C) Personal conduct / everyday “religion practices”
- Live as if you are part of a survival team
- Personal actions (eating healthy, seatbelts, working hard) are framed as increasing survival probability and community robustness.
- Adopt objective criteria for morality
- Ask whether an action:
- promotes your life and others’ life,
- increases future survivability,
- avoids harming teammates,
- improves society.
- Ask whether an action:
- Encourage prosocial behavior
- Cooperation is valued because it increases everyone’s chance to survive and thrive.

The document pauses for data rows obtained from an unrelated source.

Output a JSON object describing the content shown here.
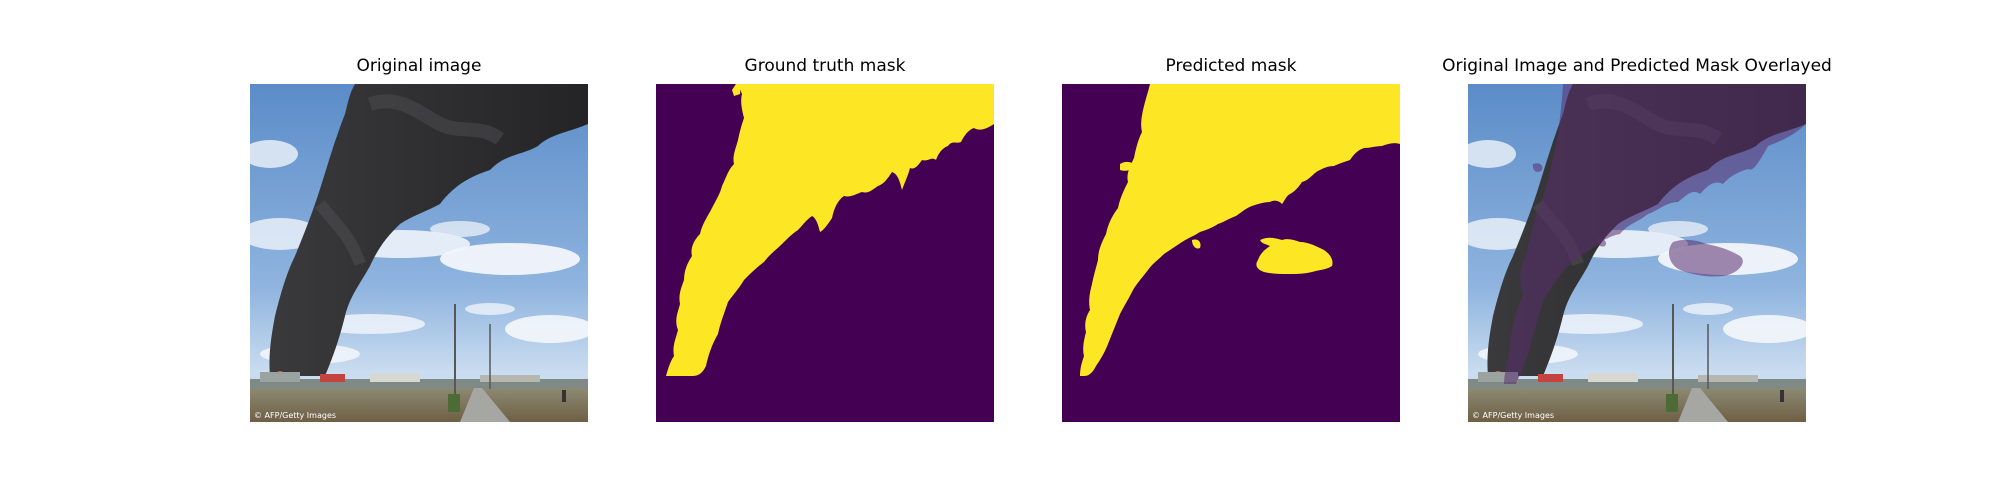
{
  "figure": {
    "panels": [
      {
        "title": "Original image",
        "content": "photo of a black smoke plume rising from an industrial site under a blue sky, with a road and fields in the foreground"
      },
      {
        "title": "Ground truth mask",
        "content": "binary mask: yellow smoke region on dark purple background"
      },
      {
        "title": "Predicted mask",
        "content": "binary mask: yellow smoke region plus a small detached blob, on dark purple background"
      },
      {
        "title": "Original Image and Predicted Mask Overlayed",
        "content": "photo with semi-transparent purple overlay on the predicted smoke region"
      }
    ],
    "watermark": "© AFP/Getty Images"
  },
  "colors": {
    "mask_foreground": "#FDE725",
    "mask_background": "#440154",
    "overlay": "#5a2d6e",
    "sky_top": "#5f8fc9",
    "sky_bottom": "#b7d0ec",
    "smoke": "#2e2e30"
  }
}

- Treat “meaning” as tied to survival-enhancing contribution
- Meaning comes from work that helps keep the “body of society” alive.
Claimed Benefits of the Proposed “Objective Religion”
Systemic benefits (society-level)
- Near elimination over time: crime, war, poverty, animal abuse, environmental damage.
- Large reduction in extinction probabilities.
- Move the world toward a “techno-utopia.”
Personal benefits (individual-level)
- Meaning in daily routines tied to survival and contribution.
- Belonging through a global team/brotherhood/sisterhood.
- A moral basis that doesn’t rely on supernatural claims or fixed old rituals.
Speaker / Sources Featured
- Speaker: Dr. Mike (host of the “Making Progress” / “My Objective Religion” episode; also mentions “Scott” as earlier collaborator context).
- Referenced sources/figures:
- Sam Harris (via the Waking Up meditation app)
- Waking Up app (named as a tool for meditation and bias detection)
- lesswrong.com and Tyler Cowen (cited as part of the “Universal culture” idea; exact subtitle text is partially uncertain)
- Jonathan Haidt (quoted; name appears as “Jonathan height”)
- Scott (mentioned by name as a collaborator/earlier discussion context)
- Elon Musk (referenced as an example of a future-oriented actor)
- Brian Johnson (referenced as an anti-aging “vampire tech” CEO discussed for “don’t die” philosophy)
- CIA (mentioned humorously/speculatively in one anecdote)
- CIA / satellites / nuclear defense discussion includes no specific external citation, but he references agency capabilities in passing.